Highest Common Factor of 6453, 1121 using Euclid's algorithm
Created By : Jatin Gogia
Reviewed By : Rajasekhar Valipishetty
Last Updated : Apr 06, 2023
HCF Calculator using the Euclid Division Algorithm helps you to find the Highest common factor (HCF) easily for 6453, 1121 i.e. 1 the largest integer that leaves a remainder zero for all numbers.
HCF of 6453, 1121 is 1 the largest number which exactly divides all the numbers i.e. where the remainder is zero. Let us get into the working of this example.
Consider we have numbers 6453, 1121 and we need to find the HCF of these numbers. To do so, we need to choose the largest integer first and then as per Euclid's Division Lemma a = bq + r where 0 ≤ r ≤ b
Highest common factor (HCF) of 6453, 1121 is 1.
HCF(6453, 1121) = 1
HCF of 6453, 1121 using Euclid's algorithm
Highest common factor or Highest common divisor (hcd) can be calculated by Euclid's algotithm.
Highest common factor (HCF) of 6453, 1121 is 1.
Highest Common Factor of 6453,1121 is 1
Step 1: Since 6453 > 1121, we apply the division lemma to 6453 and 1121, to get
6453 = 1121 x 5 + 848
Step 2: Since the reminder 1121 ≠ 0, we apply division lemma to 848 and 1121, to get
1121 = 848 x 1 + 273
Step 3: We consider the new divisor 848 and the new remainder 273, and apply the division lemma to get
848 = 273 x 3 + 29
We consider the new divisor 273 and the new remainder 29,and apply the division lemma to get
273 = 29 x 9 + 12
We consider the new divisor 29 and the new remainder 12,and apply the division lemma to get
29 = 12 x 2 + 5
We consider the new divisor 12 and the new remainder 5,and apply the division lemma to get
12 = 5 x 2 + 2
We consider the new divisor 5 and the new remainder 2,and apply the division lemma to get
5 = 2 x 2 + 1
We consider the new divisor 2 and the new remainder 1,and apply the division lemma to get
2 = 1 x 2 + 0
The remainder has now become zero, so our procedure stops. Since the divisor at this stage is 1, the HCF of 6453 and 1121 is 1
Notice that 1 = HCF(2,1) = HCF(5,2) = HCF(12,5) = HCF(29,12) = HCF(273,29) = HCF(848,273) = HCF(1121,848) = HCF(6453,1121) .
HCF using Euclid's Algorithm Calculation Examples
Here are some samples of HCF using Euclid's Algorithm calculations.
Frequently Asked Questions on HCF of 6453, 1121 using Euclid's Algorithm
1. What is the Euclid division algorithm?

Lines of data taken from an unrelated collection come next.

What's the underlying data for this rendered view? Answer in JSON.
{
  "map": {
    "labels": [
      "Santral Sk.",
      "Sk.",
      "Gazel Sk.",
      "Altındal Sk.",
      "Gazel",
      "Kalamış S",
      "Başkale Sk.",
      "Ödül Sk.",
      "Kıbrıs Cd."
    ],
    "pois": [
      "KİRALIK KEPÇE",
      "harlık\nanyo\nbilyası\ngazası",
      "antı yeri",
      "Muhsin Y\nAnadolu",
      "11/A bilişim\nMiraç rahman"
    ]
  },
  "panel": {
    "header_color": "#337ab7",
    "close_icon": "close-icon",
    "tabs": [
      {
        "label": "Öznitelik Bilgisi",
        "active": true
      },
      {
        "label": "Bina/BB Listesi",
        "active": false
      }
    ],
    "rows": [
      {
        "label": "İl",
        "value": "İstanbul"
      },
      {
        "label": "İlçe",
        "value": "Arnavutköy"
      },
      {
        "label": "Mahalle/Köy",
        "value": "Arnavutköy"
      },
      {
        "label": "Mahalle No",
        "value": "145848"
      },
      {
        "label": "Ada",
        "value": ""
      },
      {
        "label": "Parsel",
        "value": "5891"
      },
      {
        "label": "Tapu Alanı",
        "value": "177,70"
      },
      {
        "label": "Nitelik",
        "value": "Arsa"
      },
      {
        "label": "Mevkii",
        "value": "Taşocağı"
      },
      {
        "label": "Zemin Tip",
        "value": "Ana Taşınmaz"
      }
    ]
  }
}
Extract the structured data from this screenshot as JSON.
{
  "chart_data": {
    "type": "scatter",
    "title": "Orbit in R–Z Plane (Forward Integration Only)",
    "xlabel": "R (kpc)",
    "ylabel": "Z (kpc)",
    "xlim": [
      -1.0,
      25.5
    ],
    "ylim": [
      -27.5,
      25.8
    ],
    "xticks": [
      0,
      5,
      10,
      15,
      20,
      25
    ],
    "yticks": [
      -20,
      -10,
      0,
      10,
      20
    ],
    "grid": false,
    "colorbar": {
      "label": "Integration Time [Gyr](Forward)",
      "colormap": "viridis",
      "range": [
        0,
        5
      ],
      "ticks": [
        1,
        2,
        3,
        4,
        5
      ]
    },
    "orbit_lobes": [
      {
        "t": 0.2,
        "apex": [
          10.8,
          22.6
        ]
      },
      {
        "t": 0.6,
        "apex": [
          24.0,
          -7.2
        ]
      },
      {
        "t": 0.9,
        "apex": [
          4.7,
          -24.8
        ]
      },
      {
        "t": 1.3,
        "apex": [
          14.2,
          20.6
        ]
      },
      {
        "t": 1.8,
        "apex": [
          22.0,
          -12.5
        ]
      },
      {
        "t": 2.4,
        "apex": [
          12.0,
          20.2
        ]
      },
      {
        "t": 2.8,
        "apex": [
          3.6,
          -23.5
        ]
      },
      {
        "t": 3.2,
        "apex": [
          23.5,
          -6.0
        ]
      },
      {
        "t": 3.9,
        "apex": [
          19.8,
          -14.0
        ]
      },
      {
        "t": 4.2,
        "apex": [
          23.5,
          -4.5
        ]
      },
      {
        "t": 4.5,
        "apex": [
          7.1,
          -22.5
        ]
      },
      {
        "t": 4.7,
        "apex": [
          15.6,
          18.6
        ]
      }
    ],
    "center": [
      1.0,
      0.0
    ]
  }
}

Answer: Euclid's Division Algorithm is a technique to compute the Highest Common Factor (HCF) of given positive integers.
2. what is the HCF of 6453, 1121?
Answer: HCF of 6453, 1121 is 1 the largest number that divides all the numbers leaving a remainder zero.
3. How to find HCF of 6453, 1121 using Euclid's Algorithm?
Answer: For arbitrary numbers 6453, 1121 apply Euclid’s Division Lemma in succession until you obtain a remainder zero. HCF is the remainder in the last but one step.